Tuesday, June 26, 2012


My wonderful grrlfriend reminded me with her blog post today to check up on the status of the Kiva loan I made, since she was the one who prompted me to sign up in the first place. Kiva lets newly joining members make a $25 loan for free. It costs you absolutely nothing except a couple of minutes to fill out the membership form and pick a person to send the money to. Of course, the interest payments on this free money go back to Kiva rather than to you, but you get to help somebody climb out of poverty, and see how the whole system works.

I selected Porfiria, a woman in Bolivia who makes and sells hats, where there never were hats before, which seemed fitting. She wanted to buy a sewing machine so that she could make and sell more hats. According to her Kiva account status, she must be doing just that: She has timely made the first three of her ten scheduled installment payments. I can be a softy at times. When I chose Porfiria to receive the free $25 Kiva gave me to invest, I saw that it left just $25 more for her request to be complete, so I kicked in the last bit from my pocket. I already have $12.60 in credits due to her repayments. I think I'll let it run up to a nice even $25 before reinvesting it elsewhere.

Anyway, Kiva is a great organization. It allows some of the poorest people in the world to become less poor through good old-fashioned hard work and entrepreneurship. It's a cheap, painless, and rewarding way to make the world a better place.


Anonymous said...

Not to rain on your parade but Kiva is just a big PR/BS machine -


No one actually directly lends to the person they see in the picture - in fact, defaults are rarely reported by partners. Hate to burst your bubble - I'd jsut co-donate with the Gates foundation.

Josie said...

I'm a member of Kiva too. I was invited by a fellow blogger. At first I didn't quite understand how lending money helps so much more than just donating. I do now.

NT (aka Cardgrrl) said...


I am okay with "backfilling" loans. The point is that money is going from me to someone who needs it, being repaid, and being leant out again.

I like the notion that my loans are targeted to specific individuals. But I get that the reality of managing microfinance is complicated and that money is fungible. I appreciate that it works at all, frankly.

As for not reporting defaults—well, a partner can only do that for a little while. I'm not going to lose sleep over the possibility.

Wolynski said...

So sorry to be rude, but-

Makes you feel good, does it, teaching the savages how to be proper little debtors? How about grants to deserving people?

GIVE the money already, with no strings attached - like you say, the amount is pitifully small.

So sorry, but don't get me started.

Josie said...


Here is what a friend of mine wrote about the Kiva loans:

"I sent one to another person that ended up frustrating me. That person was disappointed that they couldn't just give the money to what they considered the needy. That completely missed what an economic boon loans and their need for repayment is. It is how we have our homes, business, success. If we could do more of this and less in the giving we'd see better long term results. And, we'd even make a modest profit from it."
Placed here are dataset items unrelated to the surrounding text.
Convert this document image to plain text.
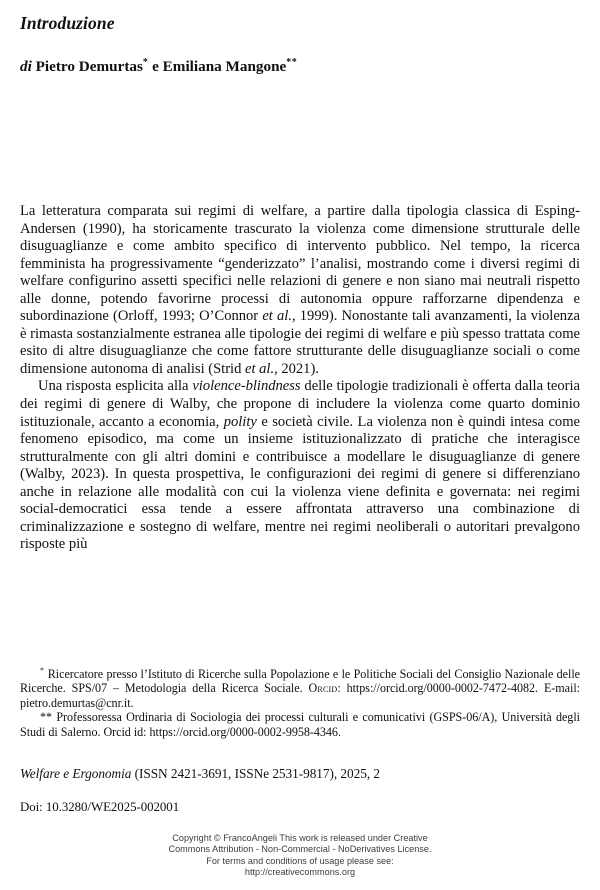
Introduzione

di Pietro Demurtas* e Emiliana Mangone**

La letteratura comparata sui regimi di welfare, a partire dalla tipologia classica di Esping-Andersen (1990), ha storicamente trascurato la violenza come dimensione strutturale delle disuguaglianze e come ambito specifico di intervento pubblico. Nel tempo, la ricerca femminista ha progressivamente “genderizzato” l’analisi, mostrando come i diversi regimi di welfare configurino assetti specifici nelle relazioni di genere e non siano mai neutrali rispetto alle donne, potendo favorirne processi di autonomia oppure rafforzarne dipendenza e subordinazione (Orloff, 1993; O’Connor et al., 1999). Nonostante tali avanzamenti, la violenza è rimasta sostanzialmente estranea alle tipologie dei regimi di welfare e più spesso trattata come esito di altre disuguaglianze che come fattore strutturante delle disuguaglianze sociali o come dimensione autonoma di analisi (Strid et al., 2021).

Una risposta esplicita alla violence-blindness delle tipologie tradizionali è offerta dalla teoria dei regimi di genere di Walby, che propone di includere la violenza come quarto dominio istituzionale, accanto a economia, polity e società civile. La violenza non è quindi intesa come fenomeno episodico, ma come un insieme istituzionalizzato di pratiche che interagisce strutturalmente con gli altri domini e contribuisce a modellare le disuguaglianze di genere (Walby, 2023). In questa prospettiva, le configurazioni dei regimi di genere si differenziano anche in relazione alle modalità con cui la violenza viene definita e governata: nei regimi social-democratici essa tende a essere affrontata attraverso una combinazione di criminalizzazione e sostegno di welfare, mentre nei regimi neoliberali o autoritari prevalgono risposte più

* Ricercatore presso l’Istituto di Ricerche sulla Popolazione e le Politiche Sociali del Consiglio Nazionale delle Ricerche. SPS/07 – Metodologia della Ricerca Sociale. Orcid: https://orcid.org/0000-0002-7472-4082. E-mail: pietro.demurtas@cnr.it.

** Professoressa Ordinaria di Sociologia dei processi culturali e comunicativi (GSPS-06/A), Università degli Studi di Salerno. Orcid id: https://orcid.org/0000-0002-9958-4346.

Welfare e Ergonomia (ISSN 2421-3691, ISSNe 2531-9817), 2025, 2

Doi: 10.3280/WE2025-002001

Copyright © FrancoAngeli This work is released under Creative
Commons Attribution - Non-Commercial - NoDerivatives License.
For terms and conditions of usage please see:
http://creativecommons.org
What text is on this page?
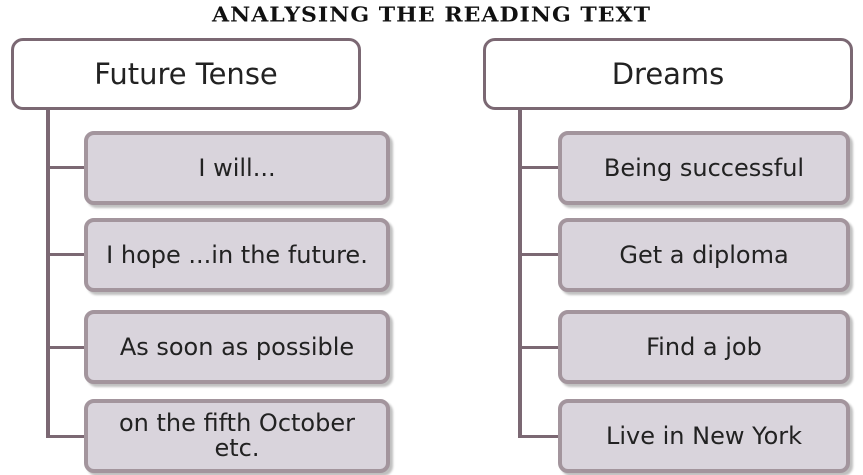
ANALYSING THE READING TEXT
Future Tense
I will...
I hope ...in the future.
As soon as possible
on the fifth October etc.
Dreams
Being successful
Get a diploma
Find a job
Live in New York
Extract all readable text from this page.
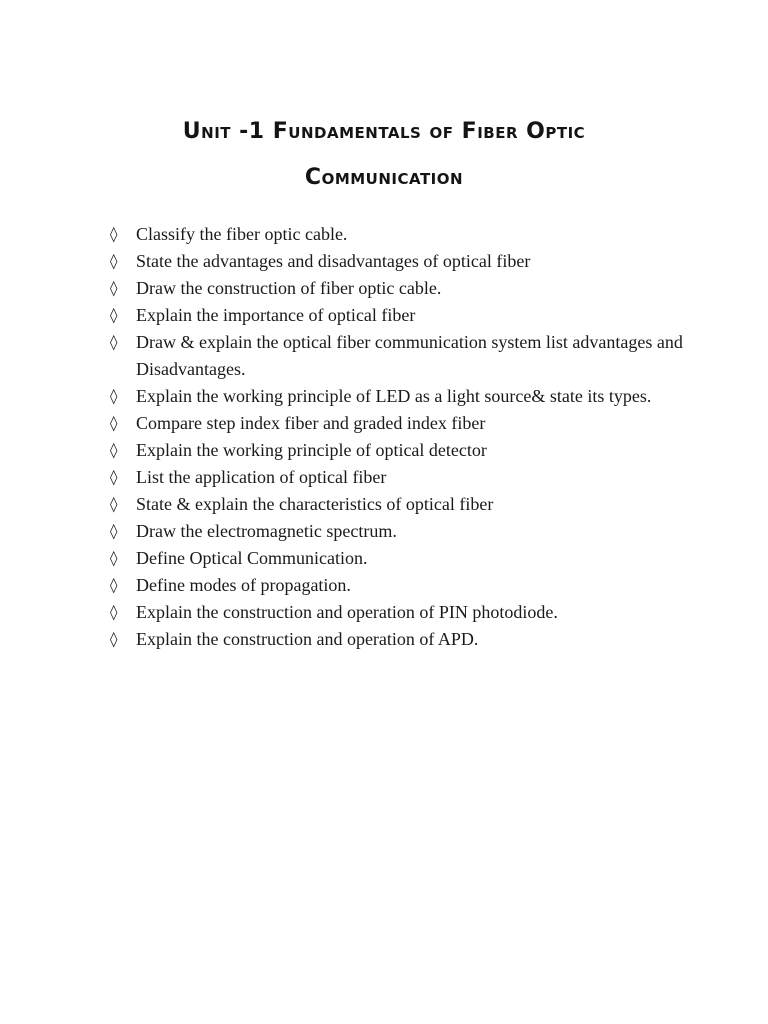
Unit -1 Fundamentals of Fiber Optic
Communication
◊ Classify the fiber optic cable.
◊ State the advantages and disadvantages of optical fiber
◊ Draw the construction of fiber optic cable.
◊ Explain the importance of optical fiber
◊ Draw & explain the optical fiber communication system list advantages and Disadvantages.
◊ Explain the working principle of LED as a light source& state its types.
◊ Compare step index fiber and graded index fiber
◊ Explain the working principle of optical detector
◊ List the application of optical fiber
◊ State & explain the characteristics of optical fiber
◊ Draw the electromagnetic spectrum.
◊ Define Optical Communication.
◊ Define modes of propagation.
◊ Explain the construction and operation of PIN photodiode.
◊ Explain the construction and operation of APD.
I am the frustrating person he mentions above, but I get it now.

Wolynski said...

"That completely missed what an economic boon loans and their need for repayment is. It is how we have our homes, business, success".

With all due respect, I must be reading different news than you do. Greece, Spain, Italy - entire countries are going bust, because of debt and America is next. Trillions in student loans will never be repaid.

Debt is slavery.

Whatever happened to the concept of plain, old-fashioned aid? Just get the woman a sewing machine, without cutting into her tiny profit and moralizing about the glory of capitalism.

Anonymous said...

If she is truly your girlfriend and truly wonderful, why are the two of you (both approaching middle-age) still living across the country from each other? Enquiring minds want to know.